BRAZILIAN congressmen, state governors, and political analysts have welcomed the resignation of President Fernando Collor de Mello's Cabinet following charges of government corruption. They say it reflects the growing maturity of the Brazilian democracy.
"If you improve the image of the government in the face of public opinion, you increase the willingness of the political elite [in Congress] to support the government," says Walder de Goes, a political scientist at the University of Brasilia.
Almost immediately following the resignations March 30, President Collor asked six ministers and the chief of the armed forces to remain in their posts.
Local and international bankers and business people expressed relief that Economy Minister Marcilio Marques Moreira will stay on. "The [policy] infrastructure of the nation is intact," says Mario Amato, president of the Sao Paulo State Industrial Federation. "I'm not worried."
The Cabinet changes followed Collor's decision last week to remove Environment Secretary Jose Lutzenberger from his job.
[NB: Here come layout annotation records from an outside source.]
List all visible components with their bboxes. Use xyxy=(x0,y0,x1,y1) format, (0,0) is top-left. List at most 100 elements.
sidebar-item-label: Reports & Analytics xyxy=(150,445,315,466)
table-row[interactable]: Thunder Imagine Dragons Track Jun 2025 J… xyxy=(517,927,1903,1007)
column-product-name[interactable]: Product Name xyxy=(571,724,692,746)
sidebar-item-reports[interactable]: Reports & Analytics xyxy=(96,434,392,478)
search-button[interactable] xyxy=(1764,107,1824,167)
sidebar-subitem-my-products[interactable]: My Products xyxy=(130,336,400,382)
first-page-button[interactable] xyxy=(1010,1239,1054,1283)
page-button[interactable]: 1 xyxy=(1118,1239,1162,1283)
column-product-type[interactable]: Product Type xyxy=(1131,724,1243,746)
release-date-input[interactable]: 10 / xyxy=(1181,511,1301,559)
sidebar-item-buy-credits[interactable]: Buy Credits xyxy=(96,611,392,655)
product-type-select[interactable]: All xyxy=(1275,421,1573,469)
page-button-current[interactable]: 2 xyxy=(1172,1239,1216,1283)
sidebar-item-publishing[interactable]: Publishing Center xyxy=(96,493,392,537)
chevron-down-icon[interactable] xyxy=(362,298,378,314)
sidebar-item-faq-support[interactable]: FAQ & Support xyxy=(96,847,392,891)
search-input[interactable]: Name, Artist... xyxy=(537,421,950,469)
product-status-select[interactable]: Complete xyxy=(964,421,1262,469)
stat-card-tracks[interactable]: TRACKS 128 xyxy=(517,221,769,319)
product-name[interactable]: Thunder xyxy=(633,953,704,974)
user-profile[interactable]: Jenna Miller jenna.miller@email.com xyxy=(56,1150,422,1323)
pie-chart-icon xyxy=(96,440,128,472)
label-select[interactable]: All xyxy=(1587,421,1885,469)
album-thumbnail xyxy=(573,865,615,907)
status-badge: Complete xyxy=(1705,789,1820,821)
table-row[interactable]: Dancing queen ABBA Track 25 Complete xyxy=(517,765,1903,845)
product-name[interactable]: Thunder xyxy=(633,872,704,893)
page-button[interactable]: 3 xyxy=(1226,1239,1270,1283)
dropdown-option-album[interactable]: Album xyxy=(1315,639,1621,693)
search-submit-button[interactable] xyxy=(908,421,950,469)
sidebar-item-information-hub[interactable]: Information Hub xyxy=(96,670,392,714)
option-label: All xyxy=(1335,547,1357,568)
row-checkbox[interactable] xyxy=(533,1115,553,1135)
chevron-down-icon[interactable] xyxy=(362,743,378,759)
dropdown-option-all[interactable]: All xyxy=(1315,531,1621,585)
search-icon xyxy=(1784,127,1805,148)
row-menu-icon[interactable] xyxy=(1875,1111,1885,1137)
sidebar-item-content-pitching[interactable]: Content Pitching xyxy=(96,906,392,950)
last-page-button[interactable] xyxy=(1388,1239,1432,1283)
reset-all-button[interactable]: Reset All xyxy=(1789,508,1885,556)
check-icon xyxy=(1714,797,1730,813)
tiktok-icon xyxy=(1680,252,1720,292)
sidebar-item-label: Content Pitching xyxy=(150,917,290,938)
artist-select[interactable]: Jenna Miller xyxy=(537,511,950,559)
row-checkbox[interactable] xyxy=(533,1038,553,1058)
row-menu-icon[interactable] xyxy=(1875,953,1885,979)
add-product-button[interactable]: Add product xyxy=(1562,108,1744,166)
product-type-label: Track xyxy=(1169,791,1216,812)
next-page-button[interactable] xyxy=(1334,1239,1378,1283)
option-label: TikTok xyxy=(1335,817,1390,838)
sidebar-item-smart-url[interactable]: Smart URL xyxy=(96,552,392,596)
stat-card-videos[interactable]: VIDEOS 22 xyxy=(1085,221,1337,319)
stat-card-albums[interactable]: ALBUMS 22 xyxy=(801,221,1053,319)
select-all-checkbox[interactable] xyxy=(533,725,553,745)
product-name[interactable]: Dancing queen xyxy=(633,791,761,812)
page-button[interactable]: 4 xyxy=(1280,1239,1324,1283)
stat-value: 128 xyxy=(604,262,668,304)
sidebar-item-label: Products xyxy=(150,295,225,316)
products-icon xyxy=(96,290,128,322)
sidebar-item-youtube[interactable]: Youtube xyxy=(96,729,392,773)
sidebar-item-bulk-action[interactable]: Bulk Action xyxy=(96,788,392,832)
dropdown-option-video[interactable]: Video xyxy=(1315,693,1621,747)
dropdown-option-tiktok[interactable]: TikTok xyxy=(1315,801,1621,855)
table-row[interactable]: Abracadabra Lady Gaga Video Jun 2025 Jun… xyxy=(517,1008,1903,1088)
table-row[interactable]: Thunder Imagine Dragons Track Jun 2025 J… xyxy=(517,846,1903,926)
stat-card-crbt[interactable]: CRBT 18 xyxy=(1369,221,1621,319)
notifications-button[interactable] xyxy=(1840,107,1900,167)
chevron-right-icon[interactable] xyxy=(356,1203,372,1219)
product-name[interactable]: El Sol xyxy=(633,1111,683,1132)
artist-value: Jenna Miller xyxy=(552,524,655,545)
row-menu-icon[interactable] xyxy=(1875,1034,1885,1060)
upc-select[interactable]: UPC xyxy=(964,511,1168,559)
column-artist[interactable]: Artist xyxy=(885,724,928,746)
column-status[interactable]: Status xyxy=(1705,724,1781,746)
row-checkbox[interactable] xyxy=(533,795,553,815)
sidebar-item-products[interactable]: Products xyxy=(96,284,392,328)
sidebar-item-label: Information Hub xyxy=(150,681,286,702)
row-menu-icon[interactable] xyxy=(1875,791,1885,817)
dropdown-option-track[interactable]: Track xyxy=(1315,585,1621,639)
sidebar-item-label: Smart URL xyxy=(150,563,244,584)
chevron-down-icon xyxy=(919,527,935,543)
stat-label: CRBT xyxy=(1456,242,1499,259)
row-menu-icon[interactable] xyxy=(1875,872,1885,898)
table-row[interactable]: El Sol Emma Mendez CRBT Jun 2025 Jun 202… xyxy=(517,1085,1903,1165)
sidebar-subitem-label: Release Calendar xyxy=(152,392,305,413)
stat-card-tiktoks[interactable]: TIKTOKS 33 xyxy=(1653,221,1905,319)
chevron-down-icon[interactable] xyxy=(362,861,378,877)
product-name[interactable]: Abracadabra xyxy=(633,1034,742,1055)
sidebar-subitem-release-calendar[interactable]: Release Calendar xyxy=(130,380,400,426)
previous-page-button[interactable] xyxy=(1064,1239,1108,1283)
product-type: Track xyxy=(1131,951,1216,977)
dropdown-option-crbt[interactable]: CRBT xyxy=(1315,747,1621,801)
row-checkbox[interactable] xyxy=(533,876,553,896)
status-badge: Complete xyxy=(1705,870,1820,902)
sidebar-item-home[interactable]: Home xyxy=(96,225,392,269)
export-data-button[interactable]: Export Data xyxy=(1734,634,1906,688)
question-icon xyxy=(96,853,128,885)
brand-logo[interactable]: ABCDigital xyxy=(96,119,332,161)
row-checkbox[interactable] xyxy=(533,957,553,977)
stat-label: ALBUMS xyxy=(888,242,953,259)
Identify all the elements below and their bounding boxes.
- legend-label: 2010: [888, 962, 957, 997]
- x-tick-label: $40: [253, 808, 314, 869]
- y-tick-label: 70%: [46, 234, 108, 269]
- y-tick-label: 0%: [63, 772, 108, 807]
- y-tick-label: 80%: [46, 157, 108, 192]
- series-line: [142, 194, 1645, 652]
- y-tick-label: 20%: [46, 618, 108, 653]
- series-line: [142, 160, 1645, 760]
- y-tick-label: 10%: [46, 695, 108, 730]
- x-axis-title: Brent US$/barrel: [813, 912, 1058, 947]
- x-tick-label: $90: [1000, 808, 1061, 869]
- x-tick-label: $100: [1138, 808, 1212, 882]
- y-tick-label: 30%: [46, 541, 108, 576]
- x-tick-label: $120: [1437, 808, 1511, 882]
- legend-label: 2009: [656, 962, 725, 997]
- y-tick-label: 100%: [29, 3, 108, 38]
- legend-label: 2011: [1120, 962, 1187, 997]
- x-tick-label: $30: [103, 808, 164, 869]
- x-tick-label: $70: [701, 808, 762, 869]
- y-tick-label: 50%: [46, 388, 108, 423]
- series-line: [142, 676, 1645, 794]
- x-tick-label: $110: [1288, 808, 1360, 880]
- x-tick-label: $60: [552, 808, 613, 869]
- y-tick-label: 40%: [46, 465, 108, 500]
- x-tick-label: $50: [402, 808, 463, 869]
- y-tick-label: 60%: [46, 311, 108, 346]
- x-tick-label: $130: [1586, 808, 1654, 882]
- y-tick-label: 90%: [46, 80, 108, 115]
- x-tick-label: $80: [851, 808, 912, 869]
Education Minister Jose Goldemberg, who will stay on in his post, had taken on Mr. Lutzenberger's duties.
Many decisions about the Cabinet members remain to be made. But officials have announced that Supreme Court justice Celio Borja will replace Justice Minister Jarbas Passarinho, the target of a series of media accusations that he did not fully investigate corruption charges. The most serious of these concerned former Labor Minister Antonio Rogerio Magri, who admitted taking a $30,000 bribe in a conversation taped by a subordinate.
Only the military ministers have remained unchanged since Collor's term began in March 1990.